A reunião, que fica maior a cada ano, é organizada pelo Instituto Brasileiro de Ensino, Desenvolvimento e Pesquisa (IDP) – fundado pelo ministro do Supremo Gilmar Mendes –, pela Universidade de Lisboa e pela Fundação Getúlio Vargas (FGV). Contará, em 2024, com a participação de diversos ministros do governo Lula e de alguns governadores – como Tarcísio de Freitas (Republicanos), de São Paulo, e Ronaldo Caiado (União), de Goiás –, prefeitos e parlamentares. Será a maior reunião de autoridades brasileiras fora do país na história.
Cinco ministros do STF darão palestras, de acordo com a programação do evento. O presidente da Corte, Luís Roberto Barroso, falará em uma exposição com o tema “Inteligência Artificial e governança: Riscos éticos, econômicos e eleitorais”, enquanto o ministro Alexandre de Moraes abordará “O mundo em eleições e o futuro da democracia representativa”. Cristiano Zanin, Dias Toffoli e Flávio Dino também comandarão palestras.
Embora o evento em si seja oficialmente custeado pelas próprias instituições que o organizam, vários participantes viajam com dinheiro público. No ano passado, por exemplo, as passagens aéreas, as diárias em hotéis e os voos em jatinho dos servidores públicos que participaram supuseram um gasto de pelo menos R$ 2,5 milhões. Não foram incluídos nesse valor os gastos dos ministros do Supremo, já que as despesas deles com a viagem estão sob sigilo.
A falta de transparência é, aliás, uma marca das excursões e agendas de ministros no Brasil e no exterior, como mostrou recentemente uma reportagem da Gazeta do Povo. Nas últimas semanas, as despesas geradas por viagens da cúpula do Judiciário brasileiro – muitas vezes custeadas por recursos públicos – têm sido alvo de escrutínio na imprensa e nas redes sociais.
As viagens em abril e maio à Europa, por exemplo, foram envoltas em mistério, com jornalistas sendo barrados no 1º Fórum Jurídico Brasil Ideias, em Londres, promovido pelo Grupo Voto. Também tem causado controvérsia a autocomplacência de alguns ministros às custas da União, como no caso da ida de Toffoli à final da Champions League, em Londres, acompanhado de um segurança cujas diárias supuseram um gasto público de R$ 39 mil, em um evento que não tinha qualquer relação com suas funções judiciais.

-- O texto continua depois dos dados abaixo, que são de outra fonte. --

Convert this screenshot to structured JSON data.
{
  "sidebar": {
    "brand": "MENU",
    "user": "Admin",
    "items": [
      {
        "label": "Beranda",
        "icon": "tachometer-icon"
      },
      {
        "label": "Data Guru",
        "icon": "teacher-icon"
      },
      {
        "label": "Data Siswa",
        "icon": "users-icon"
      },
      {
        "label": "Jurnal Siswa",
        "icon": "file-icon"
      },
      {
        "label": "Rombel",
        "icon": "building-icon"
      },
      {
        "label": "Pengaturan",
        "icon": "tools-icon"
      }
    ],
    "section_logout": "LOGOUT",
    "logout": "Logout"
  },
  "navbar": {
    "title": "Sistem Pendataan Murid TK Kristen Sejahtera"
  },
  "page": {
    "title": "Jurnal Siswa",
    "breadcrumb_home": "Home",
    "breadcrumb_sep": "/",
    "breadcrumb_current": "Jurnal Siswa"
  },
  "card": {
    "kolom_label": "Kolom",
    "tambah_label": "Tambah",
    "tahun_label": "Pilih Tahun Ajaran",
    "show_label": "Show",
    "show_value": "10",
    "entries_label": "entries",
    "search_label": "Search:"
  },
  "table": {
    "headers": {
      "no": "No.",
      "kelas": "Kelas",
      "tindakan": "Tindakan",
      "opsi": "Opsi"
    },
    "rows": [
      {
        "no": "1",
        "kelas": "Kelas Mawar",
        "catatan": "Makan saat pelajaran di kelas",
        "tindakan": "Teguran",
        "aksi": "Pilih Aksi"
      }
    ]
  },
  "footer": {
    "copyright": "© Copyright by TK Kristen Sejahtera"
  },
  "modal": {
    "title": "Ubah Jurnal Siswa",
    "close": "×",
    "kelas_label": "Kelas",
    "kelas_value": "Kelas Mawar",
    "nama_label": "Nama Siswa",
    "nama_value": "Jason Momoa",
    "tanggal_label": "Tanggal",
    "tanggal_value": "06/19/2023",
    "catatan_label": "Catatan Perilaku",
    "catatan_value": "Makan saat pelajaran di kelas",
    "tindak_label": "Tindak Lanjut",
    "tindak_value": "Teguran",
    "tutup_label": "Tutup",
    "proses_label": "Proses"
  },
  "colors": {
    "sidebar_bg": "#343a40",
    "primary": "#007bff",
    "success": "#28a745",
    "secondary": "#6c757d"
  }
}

“O gasto de togados com viagens internacionais, inclusive destinadas a fins alheios às suas atribuições constitucionais, é mais um indicador do nosso patrimonialismo tóxico, onde os detentores do poder tratam as verbas públicas como se fossem de sua propriedade privada”, afirma a consultora jurídica Katia Magalhães.
Jorge Casagrande, advogado especialista em compliance, critica “a presença ostensiva de ministros em eventos internacionais e a frequência dessas viagens”, que “levantam questões sérias sobre a prudência e a parcimônia esperadas de magistrados em suas funções”. “A busca pelo holofote e a exposição constante podem conflitar com os princípios de discrição e imparcialidade que devem nortear a atuação de um juiz”, afirma.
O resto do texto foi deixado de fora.